Have you ever wondered where the American sex comedy, pioneered by Porky’s and canonized with Dude, Where’s My Car? and American Pie, came from? In the 1970s, there was American Graffiti, Summer of ’42, and John Landis’ awful films, but boys (or man-boys) desperate to score hadn’t been a wacky comedic setup since Shirley MacLaine made minor masterpieces in the 1960s, with films like What a Way to Go!, Ask Any Girl, and All in a Night’s Work. In those films, men like Dean Martin, Robert Mitchum, and Gig Young lost their wits around MacLaine, tongues wagging like dogs, and indeed it’s that same face that you’ll find on nearly every poster for a comedia sexy all’italiana. If Edwige Fenech is playing a scantily-clad cop or nurse, trust that Alvaro Vitali will be illustrated behind her, eyes wide and mouth agape.
Unfortunately, comedy rarely travels in the cinema: unlike the abundant giallo and poliziotteschi restorations available from boutique home video labels like Arrow and Severin, there are no English dubs or even subtitled transfers of the Italian sex farces of the second half of the 1970s that led directly to one of the most prominent genres in American cinema of the last 40 years. One can only imagine how many funny movies we’re missing simply because they don’t have the export appeal of what plays at Cannes, Venice or Berlin. But what about the biggest hits of the year in France? Germany? Toni Erdmann is the only German comedy in memory that’s made any impact in the English-speaking world; even a director as feted and accomplished as the late Marco Ferreri, a now-underrated Italian master of the highest level, has fewer than four of his 27 films in print on home video in English editions.
Quentin Dupieux is an exception, and a welcome refresher for American arthouses leaden with Europe’s most drab and “accessible” material fit for export. Smoking Causes Coughing is his latest, now in limited release after debuting at Cannes last year. I first heard of Dupieux in high school, when his breakout Rubber came out—I never saw it, but I’ve remembered the premise ever since I read it: a tire comes to life, or has a life of its own. The three Dupieux films I’ve seen in the last couple of years—Keep an Eye Out, Incredible But True, and Smoking Causes Coughing—all have equally concise and exciting setups, and an eye for production design, props, and costumes completely absent from other European “comedies” like Triangle of Sadness, or almost everything in cinemas now: poorly-lit and decorated by a robot.

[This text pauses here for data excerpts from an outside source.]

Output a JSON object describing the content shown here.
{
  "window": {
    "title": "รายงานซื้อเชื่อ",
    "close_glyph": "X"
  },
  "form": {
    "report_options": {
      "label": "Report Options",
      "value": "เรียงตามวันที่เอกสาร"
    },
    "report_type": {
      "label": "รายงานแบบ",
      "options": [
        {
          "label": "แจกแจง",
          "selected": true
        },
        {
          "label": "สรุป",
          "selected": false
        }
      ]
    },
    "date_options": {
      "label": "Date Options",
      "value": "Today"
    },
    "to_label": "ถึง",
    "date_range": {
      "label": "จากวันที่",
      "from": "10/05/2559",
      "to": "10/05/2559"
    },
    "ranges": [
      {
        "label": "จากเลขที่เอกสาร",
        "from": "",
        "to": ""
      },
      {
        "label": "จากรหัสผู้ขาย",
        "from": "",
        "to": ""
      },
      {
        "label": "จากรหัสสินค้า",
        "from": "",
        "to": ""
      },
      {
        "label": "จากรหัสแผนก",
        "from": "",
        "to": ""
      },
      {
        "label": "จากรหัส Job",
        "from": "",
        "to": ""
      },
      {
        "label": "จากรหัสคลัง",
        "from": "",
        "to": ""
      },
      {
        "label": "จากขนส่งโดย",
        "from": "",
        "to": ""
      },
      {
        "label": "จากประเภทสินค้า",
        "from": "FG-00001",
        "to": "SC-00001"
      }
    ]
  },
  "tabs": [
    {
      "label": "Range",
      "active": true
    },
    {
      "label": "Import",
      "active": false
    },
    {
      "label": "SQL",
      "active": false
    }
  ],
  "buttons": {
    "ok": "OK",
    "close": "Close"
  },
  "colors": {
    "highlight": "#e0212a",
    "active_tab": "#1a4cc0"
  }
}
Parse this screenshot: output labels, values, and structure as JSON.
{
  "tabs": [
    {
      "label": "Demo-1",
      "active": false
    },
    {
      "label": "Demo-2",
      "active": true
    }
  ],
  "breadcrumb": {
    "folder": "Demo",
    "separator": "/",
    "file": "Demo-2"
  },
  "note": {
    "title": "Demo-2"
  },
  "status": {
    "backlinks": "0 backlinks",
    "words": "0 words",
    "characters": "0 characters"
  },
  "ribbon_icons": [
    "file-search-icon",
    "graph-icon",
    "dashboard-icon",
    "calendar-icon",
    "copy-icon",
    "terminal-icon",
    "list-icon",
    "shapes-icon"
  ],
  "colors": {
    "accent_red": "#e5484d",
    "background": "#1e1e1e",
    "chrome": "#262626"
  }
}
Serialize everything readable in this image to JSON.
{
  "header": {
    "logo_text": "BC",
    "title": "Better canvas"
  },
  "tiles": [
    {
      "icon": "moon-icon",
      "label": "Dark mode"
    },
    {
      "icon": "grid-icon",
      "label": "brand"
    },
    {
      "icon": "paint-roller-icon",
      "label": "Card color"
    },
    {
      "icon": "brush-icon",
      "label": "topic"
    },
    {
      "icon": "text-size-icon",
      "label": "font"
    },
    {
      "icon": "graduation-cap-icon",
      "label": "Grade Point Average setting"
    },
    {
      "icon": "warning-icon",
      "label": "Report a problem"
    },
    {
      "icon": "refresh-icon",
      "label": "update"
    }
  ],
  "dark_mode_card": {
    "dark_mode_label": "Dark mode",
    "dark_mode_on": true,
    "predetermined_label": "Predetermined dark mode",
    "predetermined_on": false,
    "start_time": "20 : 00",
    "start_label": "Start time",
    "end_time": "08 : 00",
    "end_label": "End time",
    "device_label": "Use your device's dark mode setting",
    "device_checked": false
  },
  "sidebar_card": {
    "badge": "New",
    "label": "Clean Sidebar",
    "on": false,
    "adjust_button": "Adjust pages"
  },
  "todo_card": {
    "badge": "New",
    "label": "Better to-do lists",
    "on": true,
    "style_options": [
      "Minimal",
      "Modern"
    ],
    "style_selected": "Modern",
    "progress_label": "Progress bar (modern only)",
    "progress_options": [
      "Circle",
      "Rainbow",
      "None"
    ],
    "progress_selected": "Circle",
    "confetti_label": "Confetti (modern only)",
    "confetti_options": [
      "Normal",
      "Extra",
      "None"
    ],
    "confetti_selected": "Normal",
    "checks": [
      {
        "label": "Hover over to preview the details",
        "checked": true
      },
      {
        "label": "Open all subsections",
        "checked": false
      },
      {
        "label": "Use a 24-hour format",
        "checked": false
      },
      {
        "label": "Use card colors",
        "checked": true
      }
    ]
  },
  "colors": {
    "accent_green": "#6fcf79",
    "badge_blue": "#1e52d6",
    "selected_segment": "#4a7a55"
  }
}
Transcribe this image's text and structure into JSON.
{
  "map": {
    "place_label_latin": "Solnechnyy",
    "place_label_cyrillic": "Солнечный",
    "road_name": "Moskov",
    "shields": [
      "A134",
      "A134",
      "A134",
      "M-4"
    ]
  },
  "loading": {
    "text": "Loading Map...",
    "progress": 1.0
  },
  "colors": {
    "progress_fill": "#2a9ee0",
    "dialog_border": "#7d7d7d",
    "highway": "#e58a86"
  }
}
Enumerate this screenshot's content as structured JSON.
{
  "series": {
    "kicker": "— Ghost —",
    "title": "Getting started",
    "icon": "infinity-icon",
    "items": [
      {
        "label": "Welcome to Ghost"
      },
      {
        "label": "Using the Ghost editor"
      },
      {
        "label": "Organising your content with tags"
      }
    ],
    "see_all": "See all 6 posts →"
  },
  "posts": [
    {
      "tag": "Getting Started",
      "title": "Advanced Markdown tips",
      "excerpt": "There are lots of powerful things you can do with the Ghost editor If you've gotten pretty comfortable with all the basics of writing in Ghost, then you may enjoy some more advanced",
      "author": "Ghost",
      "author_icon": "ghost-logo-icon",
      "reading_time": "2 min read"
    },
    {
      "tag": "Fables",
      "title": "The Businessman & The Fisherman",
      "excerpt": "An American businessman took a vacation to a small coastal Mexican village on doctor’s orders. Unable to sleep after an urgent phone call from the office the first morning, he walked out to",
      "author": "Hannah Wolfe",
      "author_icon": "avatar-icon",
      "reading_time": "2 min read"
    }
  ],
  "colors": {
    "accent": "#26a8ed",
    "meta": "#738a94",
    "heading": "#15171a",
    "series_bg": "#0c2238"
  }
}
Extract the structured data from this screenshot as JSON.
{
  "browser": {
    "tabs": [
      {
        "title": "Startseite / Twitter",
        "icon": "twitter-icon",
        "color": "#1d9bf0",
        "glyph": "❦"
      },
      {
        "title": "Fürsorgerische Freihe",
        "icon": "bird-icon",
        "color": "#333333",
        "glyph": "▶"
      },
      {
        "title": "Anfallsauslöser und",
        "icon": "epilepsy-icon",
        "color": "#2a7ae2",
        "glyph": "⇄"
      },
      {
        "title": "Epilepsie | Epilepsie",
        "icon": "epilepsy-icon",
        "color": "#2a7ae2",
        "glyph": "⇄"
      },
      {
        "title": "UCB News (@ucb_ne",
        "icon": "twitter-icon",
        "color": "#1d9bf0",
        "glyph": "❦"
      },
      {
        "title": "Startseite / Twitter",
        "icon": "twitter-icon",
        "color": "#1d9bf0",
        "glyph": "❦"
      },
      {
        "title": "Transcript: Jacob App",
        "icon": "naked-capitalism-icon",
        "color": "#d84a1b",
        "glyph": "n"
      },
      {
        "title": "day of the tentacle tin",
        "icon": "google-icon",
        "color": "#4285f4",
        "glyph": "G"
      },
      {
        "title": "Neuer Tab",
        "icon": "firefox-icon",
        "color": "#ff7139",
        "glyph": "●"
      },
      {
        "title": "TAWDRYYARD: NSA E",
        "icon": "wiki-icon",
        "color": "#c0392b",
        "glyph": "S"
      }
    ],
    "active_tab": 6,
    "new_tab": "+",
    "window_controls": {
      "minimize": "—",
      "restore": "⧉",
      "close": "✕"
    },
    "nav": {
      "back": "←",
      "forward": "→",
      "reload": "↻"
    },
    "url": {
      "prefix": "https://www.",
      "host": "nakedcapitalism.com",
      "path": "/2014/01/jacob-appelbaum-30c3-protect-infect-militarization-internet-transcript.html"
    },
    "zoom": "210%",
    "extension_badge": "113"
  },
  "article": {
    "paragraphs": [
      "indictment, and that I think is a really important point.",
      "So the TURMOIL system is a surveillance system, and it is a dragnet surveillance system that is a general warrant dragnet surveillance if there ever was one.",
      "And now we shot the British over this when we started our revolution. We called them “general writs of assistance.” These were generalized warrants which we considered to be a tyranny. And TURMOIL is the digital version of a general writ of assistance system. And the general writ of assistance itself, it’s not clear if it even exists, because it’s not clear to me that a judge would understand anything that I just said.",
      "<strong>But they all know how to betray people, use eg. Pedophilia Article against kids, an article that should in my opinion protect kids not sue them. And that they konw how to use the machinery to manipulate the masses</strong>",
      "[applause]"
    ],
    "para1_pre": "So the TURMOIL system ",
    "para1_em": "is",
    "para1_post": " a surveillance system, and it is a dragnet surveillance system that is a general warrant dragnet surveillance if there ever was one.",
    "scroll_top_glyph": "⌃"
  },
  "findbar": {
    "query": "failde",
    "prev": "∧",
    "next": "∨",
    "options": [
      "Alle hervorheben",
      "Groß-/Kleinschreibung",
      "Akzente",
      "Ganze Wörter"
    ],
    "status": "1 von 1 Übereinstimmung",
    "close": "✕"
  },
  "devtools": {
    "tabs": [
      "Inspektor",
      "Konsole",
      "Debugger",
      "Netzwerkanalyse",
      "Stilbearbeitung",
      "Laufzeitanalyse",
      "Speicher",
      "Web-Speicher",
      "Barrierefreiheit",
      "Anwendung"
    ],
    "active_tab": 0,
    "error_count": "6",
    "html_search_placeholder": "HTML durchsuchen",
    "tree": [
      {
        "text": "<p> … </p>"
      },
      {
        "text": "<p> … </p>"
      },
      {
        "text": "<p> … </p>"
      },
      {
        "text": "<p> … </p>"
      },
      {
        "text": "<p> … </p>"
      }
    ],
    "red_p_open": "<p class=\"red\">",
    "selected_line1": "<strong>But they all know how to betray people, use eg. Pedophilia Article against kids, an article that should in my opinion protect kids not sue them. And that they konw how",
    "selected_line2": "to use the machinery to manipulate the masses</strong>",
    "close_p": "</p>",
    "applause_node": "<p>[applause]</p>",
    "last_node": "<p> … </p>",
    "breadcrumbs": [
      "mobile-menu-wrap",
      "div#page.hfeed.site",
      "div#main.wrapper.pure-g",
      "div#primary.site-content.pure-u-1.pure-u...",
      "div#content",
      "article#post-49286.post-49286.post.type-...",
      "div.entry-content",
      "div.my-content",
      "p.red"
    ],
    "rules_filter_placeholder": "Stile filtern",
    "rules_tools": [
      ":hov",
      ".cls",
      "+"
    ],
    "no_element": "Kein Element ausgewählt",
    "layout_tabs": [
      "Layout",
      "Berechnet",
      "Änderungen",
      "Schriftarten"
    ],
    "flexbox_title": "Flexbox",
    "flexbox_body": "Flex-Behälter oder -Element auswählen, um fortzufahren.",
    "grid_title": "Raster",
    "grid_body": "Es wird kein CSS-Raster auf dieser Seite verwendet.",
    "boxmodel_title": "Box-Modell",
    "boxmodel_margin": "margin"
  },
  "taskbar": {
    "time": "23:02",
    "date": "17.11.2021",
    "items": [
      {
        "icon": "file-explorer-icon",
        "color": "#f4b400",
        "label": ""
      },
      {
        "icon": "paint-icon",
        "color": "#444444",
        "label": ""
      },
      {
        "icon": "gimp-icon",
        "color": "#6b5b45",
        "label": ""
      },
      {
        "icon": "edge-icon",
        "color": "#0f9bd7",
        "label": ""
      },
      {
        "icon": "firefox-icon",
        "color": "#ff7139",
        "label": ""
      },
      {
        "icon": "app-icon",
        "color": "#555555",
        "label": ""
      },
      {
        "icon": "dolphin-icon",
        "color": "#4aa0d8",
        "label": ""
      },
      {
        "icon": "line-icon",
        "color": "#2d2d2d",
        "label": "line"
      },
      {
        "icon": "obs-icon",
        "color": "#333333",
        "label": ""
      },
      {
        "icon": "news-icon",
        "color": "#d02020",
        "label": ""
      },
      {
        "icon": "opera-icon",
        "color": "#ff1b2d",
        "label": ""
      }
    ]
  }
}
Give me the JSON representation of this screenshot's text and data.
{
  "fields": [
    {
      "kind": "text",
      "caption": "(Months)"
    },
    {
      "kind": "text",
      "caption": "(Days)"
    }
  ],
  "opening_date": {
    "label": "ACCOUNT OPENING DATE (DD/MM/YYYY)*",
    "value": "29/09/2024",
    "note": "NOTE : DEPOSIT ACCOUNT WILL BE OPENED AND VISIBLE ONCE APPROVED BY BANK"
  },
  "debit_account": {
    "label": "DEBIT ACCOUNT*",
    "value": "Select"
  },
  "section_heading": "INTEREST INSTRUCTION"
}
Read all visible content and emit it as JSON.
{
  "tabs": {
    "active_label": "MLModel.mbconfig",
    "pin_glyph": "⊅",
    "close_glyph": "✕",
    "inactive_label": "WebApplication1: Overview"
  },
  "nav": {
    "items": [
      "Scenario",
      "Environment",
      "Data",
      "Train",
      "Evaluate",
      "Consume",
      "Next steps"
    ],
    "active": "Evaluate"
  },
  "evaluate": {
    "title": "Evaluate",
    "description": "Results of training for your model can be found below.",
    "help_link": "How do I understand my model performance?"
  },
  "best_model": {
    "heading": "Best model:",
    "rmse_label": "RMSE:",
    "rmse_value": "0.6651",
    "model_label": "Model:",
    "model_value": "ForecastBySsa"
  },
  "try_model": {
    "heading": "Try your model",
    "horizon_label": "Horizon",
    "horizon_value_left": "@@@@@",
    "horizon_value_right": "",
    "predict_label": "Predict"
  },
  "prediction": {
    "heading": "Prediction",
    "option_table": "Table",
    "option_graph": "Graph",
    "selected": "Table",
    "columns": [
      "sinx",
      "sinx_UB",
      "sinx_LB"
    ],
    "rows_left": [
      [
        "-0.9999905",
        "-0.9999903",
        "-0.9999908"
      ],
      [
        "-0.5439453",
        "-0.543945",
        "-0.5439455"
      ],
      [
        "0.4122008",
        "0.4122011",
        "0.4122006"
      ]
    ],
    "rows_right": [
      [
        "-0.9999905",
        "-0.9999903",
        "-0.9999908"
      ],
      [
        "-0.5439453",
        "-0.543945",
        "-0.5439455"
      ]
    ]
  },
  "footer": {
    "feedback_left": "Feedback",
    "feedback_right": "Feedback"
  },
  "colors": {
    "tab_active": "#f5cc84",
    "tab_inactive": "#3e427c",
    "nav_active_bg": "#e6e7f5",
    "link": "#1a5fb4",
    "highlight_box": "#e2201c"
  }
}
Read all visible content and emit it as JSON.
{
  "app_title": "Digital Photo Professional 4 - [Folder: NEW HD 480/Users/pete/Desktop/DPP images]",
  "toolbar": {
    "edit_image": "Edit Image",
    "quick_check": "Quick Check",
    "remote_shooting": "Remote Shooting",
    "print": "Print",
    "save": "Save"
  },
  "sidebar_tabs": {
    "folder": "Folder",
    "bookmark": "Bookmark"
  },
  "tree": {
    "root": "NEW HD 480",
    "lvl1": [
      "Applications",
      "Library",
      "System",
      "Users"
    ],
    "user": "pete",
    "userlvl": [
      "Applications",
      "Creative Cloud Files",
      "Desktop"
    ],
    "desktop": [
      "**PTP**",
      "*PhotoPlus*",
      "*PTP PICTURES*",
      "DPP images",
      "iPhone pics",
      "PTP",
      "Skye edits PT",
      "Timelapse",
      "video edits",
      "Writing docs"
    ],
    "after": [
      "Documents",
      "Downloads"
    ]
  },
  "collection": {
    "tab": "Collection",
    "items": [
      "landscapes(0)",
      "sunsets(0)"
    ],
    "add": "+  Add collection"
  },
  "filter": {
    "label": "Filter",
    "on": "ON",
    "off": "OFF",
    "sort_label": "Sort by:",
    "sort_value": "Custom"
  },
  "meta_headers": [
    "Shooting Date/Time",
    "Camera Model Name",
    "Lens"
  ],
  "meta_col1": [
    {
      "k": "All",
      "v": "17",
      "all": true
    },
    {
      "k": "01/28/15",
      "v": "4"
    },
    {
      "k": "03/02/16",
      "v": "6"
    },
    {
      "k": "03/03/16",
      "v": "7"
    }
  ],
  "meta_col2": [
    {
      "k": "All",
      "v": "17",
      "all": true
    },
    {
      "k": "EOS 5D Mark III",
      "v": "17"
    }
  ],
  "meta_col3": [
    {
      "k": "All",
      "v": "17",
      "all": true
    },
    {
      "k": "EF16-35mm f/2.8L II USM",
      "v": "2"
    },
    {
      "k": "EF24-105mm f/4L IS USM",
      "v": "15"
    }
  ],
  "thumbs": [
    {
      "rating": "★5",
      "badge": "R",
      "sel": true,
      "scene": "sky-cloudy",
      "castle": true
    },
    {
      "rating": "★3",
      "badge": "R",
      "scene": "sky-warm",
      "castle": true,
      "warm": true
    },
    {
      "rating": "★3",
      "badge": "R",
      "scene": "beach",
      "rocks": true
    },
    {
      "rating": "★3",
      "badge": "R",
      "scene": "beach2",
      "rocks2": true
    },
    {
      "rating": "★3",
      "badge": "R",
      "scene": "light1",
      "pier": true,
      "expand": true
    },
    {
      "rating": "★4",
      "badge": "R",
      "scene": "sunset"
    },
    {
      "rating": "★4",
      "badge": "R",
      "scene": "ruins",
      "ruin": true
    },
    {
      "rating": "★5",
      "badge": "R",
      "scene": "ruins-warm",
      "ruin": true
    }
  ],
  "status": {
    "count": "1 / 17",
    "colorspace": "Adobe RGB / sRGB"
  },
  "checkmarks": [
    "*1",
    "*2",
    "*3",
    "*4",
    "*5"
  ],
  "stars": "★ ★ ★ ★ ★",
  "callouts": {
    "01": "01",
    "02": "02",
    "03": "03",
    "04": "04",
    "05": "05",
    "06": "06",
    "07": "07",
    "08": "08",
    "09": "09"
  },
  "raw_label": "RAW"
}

Smoking Causes Coughing follows a French superhero team called the Tobacco Force—we meet them when a family stops on a highway and their son sees the Force training down a valley. He explains to his incredulous father who these spandex-fitted fighters battling a giant turtle monster are, and although they’re all named after elements in a cigarette (Mercury, Nicotine, Ammonia, Benzene, Methanol), their duties are not exclusive to Gitanes and Gauloises. One of the Force members sees the dad smoking, and tells the son discreetly that he better not imitate his father: “Smoking isn’t cool.” After that, the team’s contacted by their boss, a rat puppet drooling green slime just like Jabba the Hutt, who sends them on a retreat so that they can get better. The Force have to deal with their droids, the first suicidal, the second a bit slow, and their rat captain’s constantly changing bed companion, all beautiful women who some in the Force become incredibly jealous of.
Keep in mind this is a rat puppet drooling slime—but in a very nice bed and robe.
Smoking Causes Coughing is everything missing from American comedies and most movies: unforgettable costumes, powerful objects and props, unexplained absurdity, mysterious events, people acting like idiots. It’ll probably play a week here in Baltimore, maybe two, but Dupieux’s films are relatively well-represented on home video in the United States. As long as Hal Hartley can’t raise enough money to make another film, there’s a Frenchman with a new movie every year working in the same vein. Sacrilegious? Maybe, hardly—who knows in a cinema landscape so starved and dry in every direction. This is one of the only comedies you can see in a theater right now!